КАЛЬВИН: — Вот уже десять лет наш Центр дислоцируется в Баку, я там познакомился со своей супругой Габриэлой – она моя соотечественница и коллега. Я закончил аспирантуру университета штата Северная Дакота в США. Мои родители живут в Канаде, в двух часах езды от Дакоты, а корни идут из Германии.
Брайан приехал в Баку полгода назад. Кирсти уже два года в нашей команде.
КИРСТИ: — Я свободно владею четырьмя языками: английским, нидерландским, немецким и финским.
— Представляю, насколько свободно, если вы, так хорошо владея русским языком, не перечислили его в этом списке.
КИРСТИ: — Я изучала финно-угорские языки, есть научные работы в этой области. Еще я в Сибири исследовала двенадцать языков четырех языковых групп.
КАЛЬВИН: — Там, в Сибири, чтобы изучить другой язык, надо ехать долго и далеко, здесь, в Дагестане, вышел за село и уже другой говор.
— А Брайану иногда нужен переводчик?
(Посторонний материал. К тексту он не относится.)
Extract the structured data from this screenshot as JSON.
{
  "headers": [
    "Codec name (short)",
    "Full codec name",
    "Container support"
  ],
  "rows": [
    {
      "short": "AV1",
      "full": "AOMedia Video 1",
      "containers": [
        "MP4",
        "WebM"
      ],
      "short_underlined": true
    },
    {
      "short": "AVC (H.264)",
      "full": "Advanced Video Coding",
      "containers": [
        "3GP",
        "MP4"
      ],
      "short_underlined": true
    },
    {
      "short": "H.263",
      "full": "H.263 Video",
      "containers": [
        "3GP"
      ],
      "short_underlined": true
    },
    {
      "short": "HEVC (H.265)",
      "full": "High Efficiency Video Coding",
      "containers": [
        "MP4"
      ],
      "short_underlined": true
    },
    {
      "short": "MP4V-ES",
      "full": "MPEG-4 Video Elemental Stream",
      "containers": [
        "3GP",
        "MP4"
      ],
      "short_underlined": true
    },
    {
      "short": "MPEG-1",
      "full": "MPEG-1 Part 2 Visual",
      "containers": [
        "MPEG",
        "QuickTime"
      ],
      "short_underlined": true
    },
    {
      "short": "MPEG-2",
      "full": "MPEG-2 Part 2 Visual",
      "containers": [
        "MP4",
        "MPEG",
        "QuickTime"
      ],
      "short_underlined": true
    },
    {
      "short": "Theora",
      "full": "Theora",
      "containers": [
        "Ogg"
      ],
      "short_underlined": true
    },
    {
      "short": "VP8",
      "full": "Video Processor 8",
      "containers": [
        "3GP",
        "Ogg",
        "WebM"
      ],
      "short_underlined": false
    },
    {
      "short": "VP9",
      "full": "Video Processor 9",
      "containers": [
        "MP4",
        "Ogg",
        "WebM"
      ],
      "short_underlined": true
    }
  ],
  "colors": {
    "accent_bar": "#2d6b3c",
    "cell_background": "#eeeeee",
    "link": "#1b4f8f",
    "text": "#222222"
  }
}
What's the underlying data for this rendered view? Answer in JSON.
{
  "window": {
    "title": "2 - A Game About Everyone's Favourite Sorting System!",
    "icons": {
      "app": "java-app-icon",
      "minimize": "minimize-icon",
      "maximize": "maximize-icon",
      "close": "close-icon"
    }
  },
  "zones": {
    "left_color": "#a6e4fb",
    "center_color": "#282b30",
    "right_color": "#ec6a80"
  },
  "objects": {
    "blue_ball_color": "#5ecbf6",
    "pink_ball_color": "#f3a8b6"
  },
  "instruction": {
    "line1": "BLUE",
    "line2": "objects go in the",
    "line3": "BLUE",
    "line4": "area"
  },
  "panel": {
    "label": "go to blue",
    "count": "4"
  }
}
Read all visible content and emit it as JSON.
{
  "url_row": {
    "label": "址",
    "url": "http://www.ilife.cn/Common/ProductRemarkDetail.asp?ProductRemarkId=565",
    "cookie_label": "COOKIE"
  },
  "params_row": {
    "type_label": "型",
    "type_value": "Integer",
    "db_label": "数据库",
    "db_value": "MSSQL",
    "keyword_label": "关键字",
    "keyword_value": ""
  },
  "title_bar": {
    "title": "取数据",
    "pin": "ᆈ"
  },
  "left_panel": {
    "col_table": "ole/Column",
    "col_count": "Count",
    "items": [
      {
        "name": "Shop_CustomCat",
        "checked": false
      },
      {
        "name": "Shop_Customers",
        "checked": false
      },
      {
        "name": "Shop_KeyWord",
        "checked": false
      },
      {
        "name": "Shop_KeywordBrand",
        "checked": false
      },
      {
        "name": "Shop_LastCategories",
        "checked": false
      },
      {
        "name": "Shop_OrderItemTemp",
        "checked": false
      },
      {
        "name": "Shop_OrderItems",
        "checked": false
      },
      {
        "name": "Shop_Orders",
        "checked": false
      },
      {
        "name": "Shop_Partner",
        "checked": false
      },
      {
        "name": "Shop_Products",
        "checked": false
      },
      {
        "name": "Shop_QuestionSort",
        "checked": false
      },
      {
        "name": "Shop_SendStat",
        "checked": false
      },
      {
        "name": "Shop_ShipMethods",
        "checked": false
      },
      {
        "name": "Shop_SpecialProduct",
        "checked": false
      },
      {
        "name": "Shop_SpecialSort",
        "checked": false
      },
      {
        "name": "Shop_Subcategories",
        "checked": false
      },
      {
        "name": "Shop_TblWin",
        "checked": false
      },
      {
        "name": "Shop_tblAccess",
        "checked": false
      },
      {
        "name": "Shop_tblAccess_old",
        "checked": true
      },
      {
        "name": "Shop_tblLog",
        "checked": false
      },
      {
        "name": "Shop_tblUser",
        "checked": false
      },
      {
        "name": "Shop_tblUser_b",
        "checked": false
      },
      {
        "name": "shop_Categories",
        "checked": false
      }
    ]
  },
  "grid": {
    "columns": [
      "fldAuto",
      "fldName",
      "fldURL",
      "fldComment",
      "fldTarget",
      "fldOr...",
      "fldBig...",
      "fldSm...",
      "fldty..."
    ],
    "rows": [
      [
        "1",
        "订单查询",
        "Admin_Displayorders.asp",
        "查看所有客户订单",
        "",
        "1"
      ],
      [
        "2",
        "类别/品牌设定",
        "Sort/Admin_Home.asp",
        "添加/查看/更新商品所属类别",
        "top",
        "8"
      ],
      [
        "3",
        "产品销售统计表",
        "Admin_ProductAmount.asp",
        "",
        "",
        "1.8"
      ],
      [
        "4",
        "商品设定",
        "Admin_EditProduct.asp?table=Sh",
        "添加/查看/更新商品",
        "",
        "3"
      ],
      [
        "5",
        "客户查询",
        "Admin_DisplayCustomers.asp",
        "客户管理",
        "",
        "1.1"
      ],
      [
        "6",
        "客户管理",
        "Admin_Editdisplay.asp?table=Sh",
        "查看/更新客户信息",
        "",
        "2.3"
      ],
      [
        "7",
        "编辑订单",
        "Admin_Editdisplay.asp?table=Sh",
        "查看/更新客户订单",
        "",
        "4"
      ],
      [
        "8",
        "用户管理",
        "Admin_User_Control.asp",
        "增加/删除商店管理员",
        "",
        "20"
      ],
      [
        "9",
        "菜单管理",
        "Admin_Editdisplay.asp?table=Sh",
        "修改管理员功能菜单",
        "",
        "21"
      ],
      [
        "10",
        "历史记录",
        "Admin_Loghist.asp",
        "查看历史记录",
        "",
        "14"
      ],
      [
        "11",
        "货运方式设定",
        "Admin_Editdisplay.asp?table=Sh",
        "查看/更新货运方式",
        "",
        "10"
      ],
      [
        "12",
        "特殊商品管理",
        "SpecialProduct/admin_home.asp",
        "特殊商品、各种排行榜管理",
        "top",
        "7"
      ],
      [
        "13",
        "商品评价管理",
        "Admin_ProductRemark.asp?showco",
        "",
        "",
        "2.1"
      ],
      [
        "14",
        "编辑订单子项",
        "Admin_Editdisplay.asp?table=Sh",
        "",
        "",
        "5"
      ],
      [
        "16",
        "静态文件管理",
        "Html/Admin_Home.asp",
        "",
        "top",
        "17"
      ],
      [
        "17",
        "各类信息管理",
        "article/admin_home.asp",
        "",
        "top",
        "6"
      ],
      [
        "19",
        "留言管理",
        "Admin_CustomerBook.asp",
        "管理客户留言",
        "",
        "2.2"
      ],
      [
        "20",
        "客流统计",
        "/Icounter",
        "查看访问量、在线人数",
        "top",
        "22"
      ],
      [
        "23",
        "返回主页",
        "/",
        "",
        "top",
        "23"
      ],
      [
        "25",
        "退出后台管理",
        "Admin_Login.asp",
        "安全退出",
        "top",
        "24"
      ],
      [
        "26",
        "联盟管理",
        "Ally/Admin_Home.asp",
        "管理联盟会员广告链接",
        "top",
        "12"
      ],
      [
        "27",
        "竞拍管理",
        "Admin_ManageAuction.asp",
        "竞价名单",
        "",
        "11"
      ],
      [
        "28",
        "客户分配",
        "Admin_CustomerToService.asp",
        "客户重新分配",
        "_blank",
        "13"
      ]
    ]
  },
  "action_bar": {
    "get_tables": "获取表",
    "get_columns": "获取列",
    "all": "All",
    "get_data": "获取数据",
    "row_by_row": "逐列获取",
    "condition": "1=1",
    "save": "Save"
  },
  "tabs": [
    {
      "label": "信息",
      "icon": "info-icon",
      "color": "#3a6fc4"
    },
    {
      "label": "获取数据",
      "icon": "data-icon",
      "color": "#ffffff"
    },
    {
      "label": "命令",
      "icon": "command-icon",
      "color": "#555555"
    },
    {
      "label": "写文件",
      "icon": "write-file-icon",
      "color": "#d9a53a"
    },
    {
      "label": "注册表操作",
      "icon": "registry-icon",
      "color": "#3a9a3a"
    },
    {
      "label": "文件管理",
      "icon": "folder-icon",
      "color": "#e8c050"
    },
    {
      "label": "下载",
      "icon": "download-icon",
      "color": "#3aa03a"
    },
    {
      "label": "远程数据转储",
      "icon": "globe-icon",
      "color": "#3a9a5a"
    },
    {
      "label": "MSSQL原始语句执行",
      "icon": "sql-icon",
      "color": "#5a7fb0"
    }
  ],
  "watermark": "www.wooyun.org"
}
Вы допускаете такую ситуацию: Кальвин с Кирсти хорошо знают русский язык, на нем общались в горах, а в это время Брайан, не зная языка, мог заметить больше в поведении горцев или какие-нибудь иные нюансы? Знание языка может стать отвлекающим моментом в процессе наблюдения?
БРАЙАН: — Интересный вопрос, но я пытался уловить суть разговора и замечал не столько, сколько можно было бы ожидать. В этой поездке я уже получил вызов от русского языка. Надо будет заняться серьезно его изучением. Я чувствовал себя обделенным полной информацией.
М.М.: — Нет, он в курсе всех событий. Мы ему переводили все!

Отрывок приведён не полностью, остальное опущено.